4 Things to Know When Selecting a Medical Device Consulting Firm
The author reviews four things to know when selecting a medical device consulting firm, including defining the project scope, interviewing, budget, and contract.
Medical Device companies utilize consultants for various reasons, including a lack of technical expertise within the company, avoidance of hiring full-time employees for a relatively short-term project and gap analyses for FDA readiness, or notified body audit. Have you ever been tasked with choosing a consultant to help with a critical project, but the consultant you selected failed to meet your needs? Not to worry, you’re not alone. Unfortunately, consultants sometimes make commitments for work; they are not qualified to do. Here are four critical areas to consider when selecting a consultant to help ensure a positive and productive experience.
1. Defining the project scope
Ensure that the scope, timeline, roles of the consultant/ internal company team, and deliverables are crystal clear during consultant interviews and defined within the consulting contract. Do you need advice or suggestions to be carried out by your internal team? Or is “hands-on” work required (writing procedures, conducting training, executing audits, etc.)? I’ve discovered that “hands-on” can mean something entirely different to your company and the consultant. If it’s not clear who is doing the actual work, your internal resources may end up doing the work that was intended for the consultant.
Once the project scope has been clearly explained, ask the prospective consultant to provide a brief document describing how they would approach the project.

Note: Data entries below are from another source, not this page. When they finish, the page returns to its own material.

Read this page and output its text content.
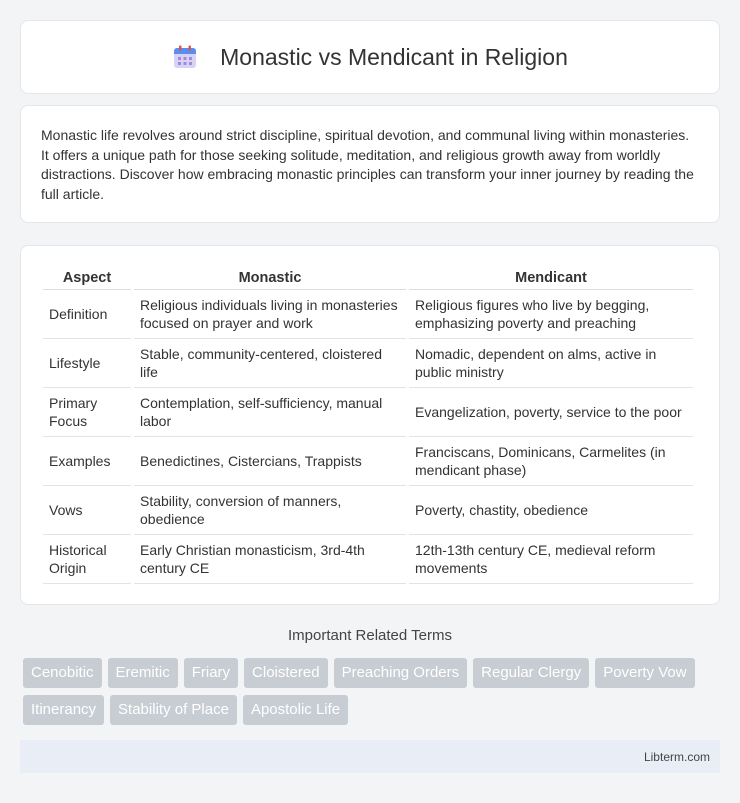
Monastic vs Mendicant in Religion

Monastic life revolves around strict discipline, spiritual devotion, and communal living within monasteries. It offers a unique path for those seeking solitude, meditation, and religious growth away from worldly distractions. Discover how embracing monastic principles can transform your inner journey by reading the full article.

Aspect	Monastic	Mendicant
Definition	Religious individuals living in monasteries focused on prayer and work	Religious figures who live by begging, emphasizing poverty and preaching
Lifestyle	Stable, community-centered, cloistered life	Nomadic, dependent on alms, active in public ministry
Primary Focus	Contemplation, self-sufficiency, manual labor	Evangelization, poverty, service to the poor
Examples	Benedictines, Cistercians, Trappists	Franciscans, Dominicans, Carmelites (in mendicant phase)
Vows	Stability, conversion of manners, obedience	Poverty, chastity, obedience
Historical Origin	Early Christian monasticism, 3rd-4th century CE	12th-13th century CE, medieval reform movements
Important Related Terms
Cenobitic	Eremitic	Friary	Cloistered	Preaching Orders	Regular Clergy	Poverty Vow
Itinerancy	Stability of Place	Apostolic Life
Libterm.com
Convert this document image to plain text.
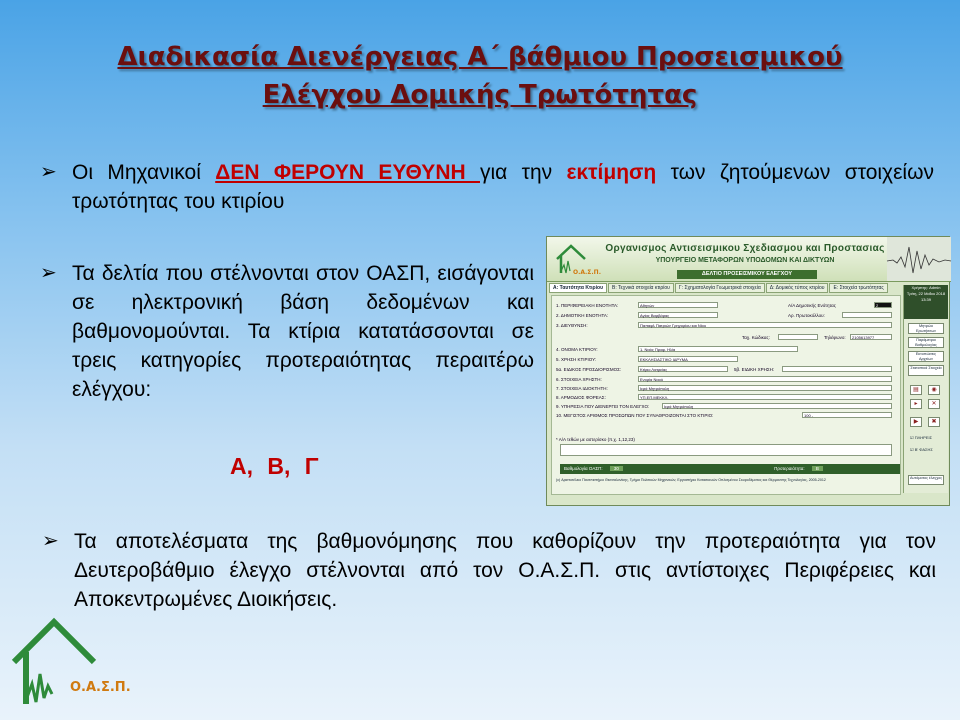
Διαδικασία Διενέργειας Α΄ βάθμιου Προσεισμικού
Ελέγχου Δομικής Τρωτότητας
➢ Οι Μηχανικοί ΔΕΝ ΦΕΡΟΥΝ ΕΥΘΥΝΗ για την εκτίμηση των ζητούμενων στοιχείων τρωτότητας του κτιρίου
➢ Τα δελτία που στέλνονται στον ΟΑΣΠ, εισάγονται σε ηλεκτρονική βάση δεδομένων και βαθμονομούνται. Τα κτίρια κατατάσσονται σε τρεις κατηγορίες προτεραιότητας περαιτέρω ελέγχου:
Α, Β, Γ
Ο.Α.Σ.Π.
Οργανισμος Αντισεισμικου Σχεδιασμου και Προστασιας
ΥΠΟΥΡΓΕΙΟ ΜΕΤΑΦΟΡΩΝ ΥΠΟΔΟΜΩΝ ΚΑΙ ΔΙΚΤΥΩΝ
ΔΕΛΤΙΟ ΠΡΟΣΕΙΣΜΙΚΟΥ ΕΛΕΓΧΟΥ
Α: Ταυτότητα Κτιρίου	Β: Τεχνικά στοιχεία κτιρίου	Γ: Σχηματολογία Γεωμετρικά στοιχεία	Δ: Δομικός τύπος κτιρίου	Ε: Στοιχεία τρωτότητας
1. ΠΕΡΙΦΕΡΕΙΑΚΗ ΕΝΟΤΗΤΑ:	Αθηνών	Α/Α Δημοτικής Ενότητας	2
2. ΔΗΜΟΤΙΚΗ ΕΝΟΤΗΤΑ:	Αγίας Βαρβάρας	Αρ. Πρωτοκόλλου:
3. ΔΙΕΥΘΥΝΣΗ:	Παπαφλ Πατριών Γρηγορίου και Νίου
Ταχ. Κώδικας:	Τηλέφωνο:	2105613977
4. ΟΝΟΜΑ ΚΤΙΡΙΟΥ:	1. Ναός Προφ. Ηλία
5. ΧΡΗΣΗ ΚΤΙΡΙΟΥ:	ΕΚΚΛΗΣΙΑΣΤΙΚΟ ΙΔΡΥΜΑ
5α. ΕΙΔΙΚΟΣ ΠΡΟΣΔΙΟΡΙΣΜΟΣ:	Κτίριο Λατρείας	5β. ΕΙΔΙΚΗ ΧΡΗΣΗ:
6. ΣΤΟΙΧΕΙΑ ΧΡΗΣΤΗ:	Ενορία Ναού
7. ΣΤΟΙΧΕΙΑ ΙΔΙΟΚΤΗΤΗ:	Ιερά Μητρόπολη
8. ΑΡΜΟΔΙΟΣ ΦΟΡΕΑΣ:	ΥΠ.ΕΠ.ΜΕΚΚΛ.
9. ΥΠΗΡΕΣΙΑ ΠΟΥ ΔΙΕΝΕΡΓΕΙ ΤΟΝ ΕΛΕΓΧΟ:	Ιερά Μητρόπολη
10. ΜΕΓΙΣΤΟΣ ΑΡΙΘΜΟΣ ΠΡΟΣΩΠΩΝ ΠΟΥ ΣΥΝΑΘΡΟΙΖΟΝΤΑΙ ΣΤΟ ΚΤΙΡΙΟ:	100 -
* Α/Α τεθών με αστερίσκο (π.χ. 1,12,23)
Βαθμολογία ΟΑΣΠ:	30	Προτεραιότητα:	B
(c) Αριστοτέλειο Πανεπιστήμιο Θεσσαλονίκης, Τμήμα Πολιτικών Μηχανικών, Εργαστήριο Κατασκευών Οπλισμένου Σκυροδέματος και Θέρμανσης Τεχνολογίας, 2005-2012
Χρήστης: Admin
Τρίτη, 22 Μαΐου 2018
13:39
Μητρώο Ερωτήσεων
Παράμετροι Βαθμολογίας
Εκτυπώσεις Αρχείων
Στατιστικά Στοιχεία
▤	◉
▸	✕
▶	✖
☑ ΠΛΗΡΕΙΣ
☑ Β' ΦΑΣΗΣ
Αυτόματος έλεγχος
➢ Τα αποτελέσματα της βαθμονόμησης που καθορίζουν την προτεραιότητα για τον Δευτεροβάθμιο έλεγχο στέλνονται από τον Ο.Α.Σ.Π. στις αντίστοιχες Περιφέρειες και Αποκεντρωμένες Διοικήσεις.
Ο.Α.Σ.Π.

This will be helpful later on when drawing up the contract. Ask which software or systems the consultant will be using to keep your project on track. A consultant who does not have any version of project management on their laptop, or is unfamiliar with such tools, is a red flag.
Make sure you select a consultant or consulting firm that matches the size of your project. Select and interview three to five companies, based on the size and complexity of the project. If the project primarily involves working at your location, consider the additional cost and travel time from where the consultant(s) is located. If the project allows for working remotely, focus more upon the project management aspects mentioned in the previous paragraph, and how your company will communicate with the consultant.
When selecting your consultant, don’t base your decision on word of mouth, or someone that you pick randomly online. Interviewing is an essential part of the selection process. Be wary of a consultant who talks more than listens, especially if the conversation is about their illustrious career. This person should be focused on the scope of your project and asking questions about your company and the project team. You also need to beware of consultants with a condescending attitude. If you are an experienced medical device professional, and the consultant starts to explain the definition of GMP, the consultant has not taken the time to understand their audience. Any consultant that is this disrespecting deserves to be chopped from your list of potential service providers early.
Don’t limit interviewing to the experience of the lead consultant or owner of the consulting firm. Make sure that you also have a resume or CV for each of the other consulting members that will be working on your project. Imagine the dismay of your internal team when you discover that the owner of the consulting firm has hired friends or former colleagues with little or none of the needed expertise. To prevent this scenario from occurring, include a technical person on the interview team to challenge the expertise of the consultant. This will help you identify a firm that knows all the right buzz words but lacks the knowledge to accurately implement the deliverables and reduce regulatory risk within your company.
Ask for and check references for past clients for whom they have done similar work. Ask for examples of work reports that the consultant has completed for other clients—with any confidential information removed. This is critical in determining if the final job will be “fluff” or real solutions for your company. It will also avoid the “one size fits all” procedures and processes that can rarely be beneficial for your company’s needs. Ask for examples of “out of the box” thinking and best practices that they’ve implemented. How do they remain current on the regulations and standards?
Cost should not be the only determining factor in selecting a consultant. When you’re choosing someone to pave your driveway, you may be able to get away with this. When choosing a consultant for your medical device company, you want several bids, and you want to ensure that each party is bidding against the same scope and deliverables. However, choosing the least expensive bid over the one with the most expertise and best reputation may cost your company more in the long run if the work isn’t properly done or completed on time.
Contracts must be very specific with regard to milestones, timelines, and deliverables with respect to the payment schedule. What recourse does your company have when a consultant assures you during the interview process that they can meet your every need and then doesn’t. No company wants to have to pay for work that hasn’t been done and may never get done.
Be clear about work accommodations – office, cube, conference room, phones, access to printers and company databases, so that there are no misunderstandings once the job starts or excuses for why the work can’t get done “under these conditions.”
Choosing the right consultant for your company is critical. They don’t come cheap, and if your staff could accomplish the work, you would not be hiring a consultant in the first place. If you are careful in your selection of a consultant or a consulting firm, you may be rewarded with a new partner that can help you grow your business for many years.